Bang, bang, bang… los golpes al otro lado de la puerta se entrometen en las cavilaciones de Chloe y le hacen recordar al cocinero: qué tipo tan pesado -piensa-, ahora cállate, si no quieres que te deje ahí para siempre, o si no, solucióname este enigma: ¿hay algún modo de completar un destino que la muerte dejó a medias?

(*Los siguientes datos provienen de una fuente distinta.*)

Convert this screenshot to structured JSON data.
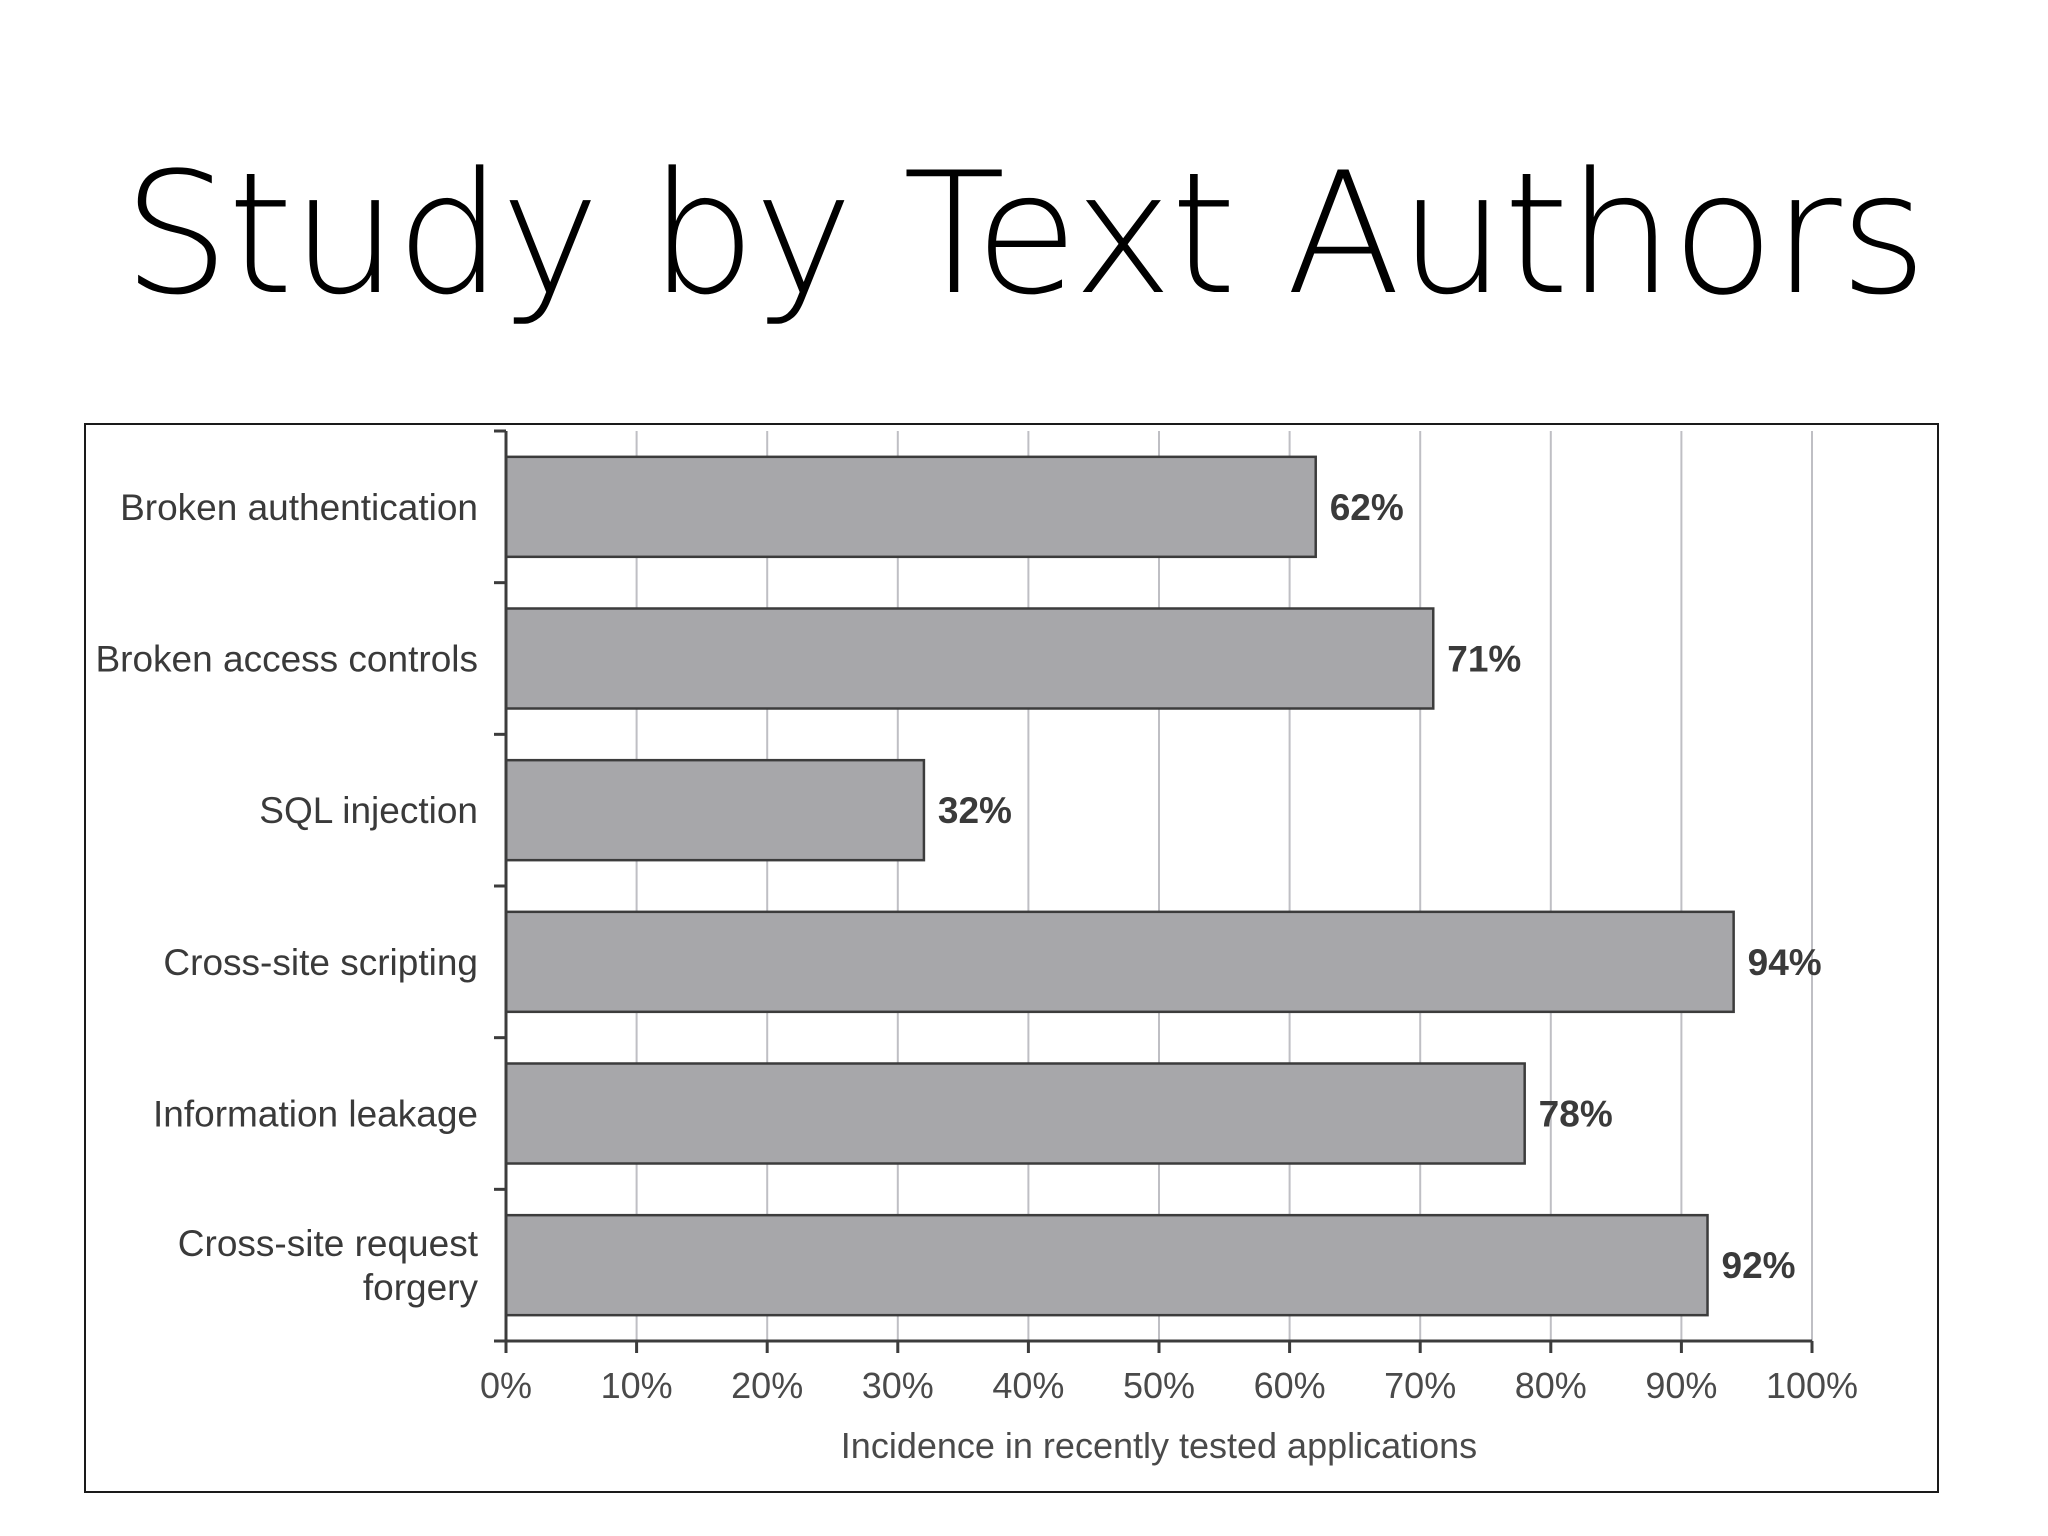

Pero las palabras de Chloe sólo existen en su cabeza, por eso nadie puede ayudarla, y mucho menos Néstor, quien, poco a poco, nota cómo el frío se va apoderando de su voluntad y de su mente hasta anularle todos los sentidos. Por eso se le ha ocurrido una forma peregrina de bloquear el frío para que ese tormento helado no le trepane hasta el cerebro. El prisionero necesita taponar de alguna forma todos los orificios de su cuerpo y evitar que tanto dolor lo vuelva loco. Santa Madonna de Alejandría, y ha conseguido sacar del bolsillo de su chaqueta la libreta con tapas de hule en la que ha recogido tantos postres secretos, tantas pequeñas infamias anotadas con letra diminuta. Resiste, Néstor, hay que evitar que se te congelen las meninges, el papel servirá para cortar el frío que se empeña en bloquearte el entendimiento. Es lo único que puedes hacer por el momento. ¿Y estropear así tan irrepetible colección de postres variados?, y lo que es peor, ¿mutilar tan prolija -y secreta- relación de… pequeñas infamias? Ésa es la mejor señal de que se te están congelando las neuronas, viejo imbécil, ¿qué importa todo eso ahora? Hazlo, todo va a ir bien; recuerda las palabras de la bruja: «Nada has de temer hasta que se confabulen contra ti cuatro tes», y eso es imposible; resiste, sigue golpeando la puerta, alguien te oirá.